Nathan Grabow, also 13, showed precocious talent playing Bach’s French Suite No. 6 in an engaging master class led by the Rev. Sean Duggan, a Bach specialist. Nathan accompanied his younger sisters during a violin pedagogy class taught by the Sophie Till, who has helped adapt the Taubman method for string players, using the same laws of motion and principles of rotation that apply to the keyboard.

Pianists are certainly not alone in their discomfort: other instrumentalists also battle repetitive strain problems, a topic investigated recently by the performing arts magazine Musical America.

But given ever-rising standards of virtuosity and the struggle to eke out a living, many musicians suffer in silence. One pianist, speaking not for attribution, said he had been told by managers not to associate with Ms. Golandsky, noting that there is still a “huge stigma to injury in the music world.”

The institute included a seminar about old-school writer’s cramp and the ergonomic use of computers. Bobbie Jones, a D.J. and recording engineer working at the institute, said he had used some of the rotational movements to alleviate repetitive-strain discomfort from his work as D.J.

One young Israeli participant said, “Even if I looked at the piano, I felt pain,” while casting a rueful glance at the instrument of torture during his private lesson.

But not all pianists at the institute are popping painkillers; some attend simply because they hope to grow artistically.

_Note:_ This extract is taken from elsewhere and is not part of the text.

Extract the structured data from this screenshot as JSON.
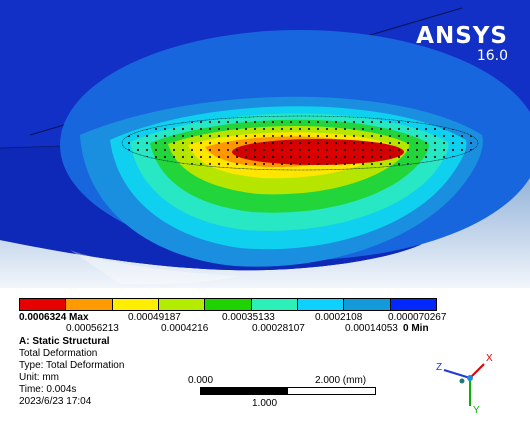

Josu De Solaun, a gifted Spanish pianist with undergraduate and graduate degrees from the Manhattan School of Music, said that he had reached a plateau but that after studying the Taubman technique, he achieved greater control and has been told that his playing has more color and spontaneity.

Taubman advocates have not always been welcomed in the tradition-bound and highly political conservatory world, where professors can feel threatened when their students seek help elsewhere. The Taubman emphasis on complete retraining in technique made the system seem inflexible and dogmatic to some in the industry.

Some pianists still choose to retrain entirely, practicing rotation movements with slow scales that echoed throughout the practice rooms at Princeton. Others simply refine their techniques, incorporating Taubman principles as needed.

Ilya Itin — a brilliantly insightful pianist who offered a superb recital of the complete Chopin preludes, Ravel’s “Gaspard de la Nuit” and a new work by Yehudi Wyner on Saturday — said that before discovering the Taubman technique in 1999, he experienced keyboard fatigue, which he described as “a form of injury.”

He never had to cancel concerts, he continued, but he would have some discomfort and ignore it. “It’s normal; everyone experiences that,” he said he believed.

Mr. Itin, fascinated by the Taubman approach, studied its principles, and his “confidence level grew immeasurably,” as did “a feeling of freedom and a sharpened sense of creativity.”

“Knowledge is power,” he added. “As Edna says, the goal is to feel there is not a chance you can miss the jump.”